Fri., July 13, 7:30-10:30pm, at Theatre 80 (80 St. Marks Place). Tickets are $25. To order, visit theatre80.net. For more info, visit westofthunder.com.
THE UNDERGROUNDZERO FESTIVAL | Theater companies from all over the world dream of producing their work in Manhattan — while theater companies from the island set their sights on…Brooklyn. Times change, rents rise and venues close — and those who can’t evolve are on the fast track to extinction.
The 11-member cooperative of independent dance, performance and theater artists who are producing this year’s undergroundzero festival have banded together for the purposes of longevity and creativity — and they’ve invited several international theater companies along for the fest’s 2012 reboot.
Created originally as an annual guest artist festival, undergroudzero has evolved into a resident coalition model for independent companies producing in New York City. Artistic Director Paul Bargetto notes that it was an adapt or die situation. The fest’s first incarnation happened at the Lower East Side’s Collective Unconscious. Don’t look for it — it’s not there anymore. Neither, he points out, is the original Ohio Theater…and with PS122 closed for renovations, undergroudndzero turned to a few new LES cultural institutions for this year’s festival — then branched out to Brooklyn (where more than a few Downtown theater companies have moved in search of larger spaces and more reasonable leases).

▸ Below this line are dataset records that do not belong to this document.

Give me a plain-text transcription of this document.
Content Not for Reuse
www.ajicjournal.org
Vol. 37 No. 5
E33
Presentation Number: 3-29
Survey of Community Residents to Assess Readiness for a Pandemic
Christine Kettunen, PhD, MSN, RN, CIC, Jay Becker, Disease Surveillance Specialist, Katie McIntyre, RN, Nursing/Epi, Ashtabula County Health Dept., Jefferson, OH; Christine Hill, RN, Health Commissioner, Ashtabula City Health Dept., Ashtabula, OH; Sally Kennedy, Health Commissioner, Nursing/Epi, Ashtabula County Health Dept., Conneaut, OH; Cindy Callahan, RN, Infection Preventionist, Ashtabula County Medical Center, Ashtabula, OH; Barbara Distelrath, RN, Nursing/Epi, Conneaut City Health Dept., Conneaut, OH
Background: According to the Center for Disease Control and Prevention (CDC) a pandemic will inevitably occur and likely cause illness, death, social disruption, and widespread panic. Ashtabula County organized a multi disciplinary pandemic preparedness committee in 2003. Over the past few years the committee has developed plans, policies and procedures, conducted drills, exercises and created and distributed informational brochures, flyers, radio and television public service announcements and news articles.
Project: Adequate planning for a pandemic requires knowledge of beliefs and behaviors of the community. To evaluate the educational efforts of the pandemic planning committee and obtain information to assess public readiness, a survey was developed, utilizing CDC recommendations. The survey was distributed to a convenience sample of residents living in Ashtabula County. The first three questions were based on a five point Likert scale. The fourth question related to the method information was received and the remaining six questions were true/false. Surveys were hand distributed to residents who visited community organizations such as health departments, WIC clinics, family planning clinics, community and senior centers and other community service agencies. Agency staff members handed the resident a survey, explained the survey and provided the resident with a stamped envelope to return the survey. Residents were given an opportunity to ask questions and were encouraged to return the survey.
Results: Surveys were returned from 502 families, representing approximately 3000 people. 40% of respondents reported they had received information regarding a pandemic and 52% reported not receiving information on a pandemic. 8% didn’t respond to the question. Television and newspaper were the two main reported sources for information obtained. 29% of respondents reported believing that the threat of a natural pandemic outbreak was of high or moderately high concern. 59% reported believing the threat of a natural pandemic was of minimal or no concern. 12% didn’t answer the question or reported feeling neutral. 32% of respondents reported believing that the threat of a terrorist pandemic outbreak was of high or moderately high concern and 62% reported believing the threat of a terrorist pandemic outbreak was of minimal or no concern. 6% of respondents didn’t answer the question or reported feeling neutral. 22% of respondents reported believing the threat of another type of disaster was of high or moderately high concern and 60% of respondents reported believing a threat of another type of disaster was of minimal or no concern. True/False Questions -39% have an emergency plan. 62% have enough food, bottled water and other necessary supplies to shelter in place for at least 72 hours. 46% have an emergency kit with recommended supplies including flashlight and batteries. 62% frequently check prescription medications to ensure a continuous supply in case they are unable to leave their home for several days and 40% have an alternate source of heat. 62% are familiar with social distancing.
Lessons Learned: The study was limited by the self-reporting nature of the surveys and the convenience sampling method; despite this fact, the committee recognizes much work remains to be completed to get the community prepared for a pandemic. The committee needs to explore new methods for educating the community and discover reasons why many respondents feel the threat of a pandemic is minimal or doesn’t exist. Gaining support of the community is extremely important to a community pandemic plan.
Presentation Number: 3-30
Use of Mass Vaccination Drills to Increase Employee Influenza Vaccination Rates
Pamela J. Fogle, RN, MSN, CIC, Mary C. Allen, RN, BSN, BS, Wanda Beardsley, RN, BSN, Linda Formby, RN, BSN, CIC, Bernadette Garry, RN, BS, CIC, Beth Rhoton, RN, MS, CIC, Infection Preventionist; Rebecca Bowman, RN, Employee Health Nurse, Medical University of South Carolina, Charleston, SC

Two members of the undergroundzero collective, Bargetto says, “are both really committed Downtown artists who are out in Brooklyn now. They’ve made the decision to move outside for financial reasons. So there’s a huge wave of Downtown people who are spreading out to the boroughs. I heard someone saying the other day that the city has gone from a cultural center to a cultural ring, where artists are pushed out from the center and into the perimeter, where real estate is affordable.”
The festival’s NYC core group is also setting its sights beyond Brooklyn by inviting guest artists from around the world. “What we’re looking to do,” says Bargetto of the fest’s long-term exchange program plan, “is leverage something for us as a cooperative, so everybody in the world wants to come and perform in New York. It’s unbelievable the amount of email I get from international artists. This is an opportunity for us to invite people, create relationships and find reciprocal arrangements where the work of the local artists here in New York can find touring opportunities overseas.”
Through July 29 at The Living Theatre (21 Clinton St., btw. Houston & Stanton Sts.); Clemente Soto Velez Cultural Center’s Flamboyan Theater and Los Kabayitos (107 Suffolk St., at Rivington St.); JACK (505 1/2 Waverly Ave., Clinton Hill, Brooklyn) and Scapegrace (20 Wyckoff Ave., Bushwick, Brooklyn). For tickets and a full schedule, visit undergroundzeronyc.org or call 866-811-4111.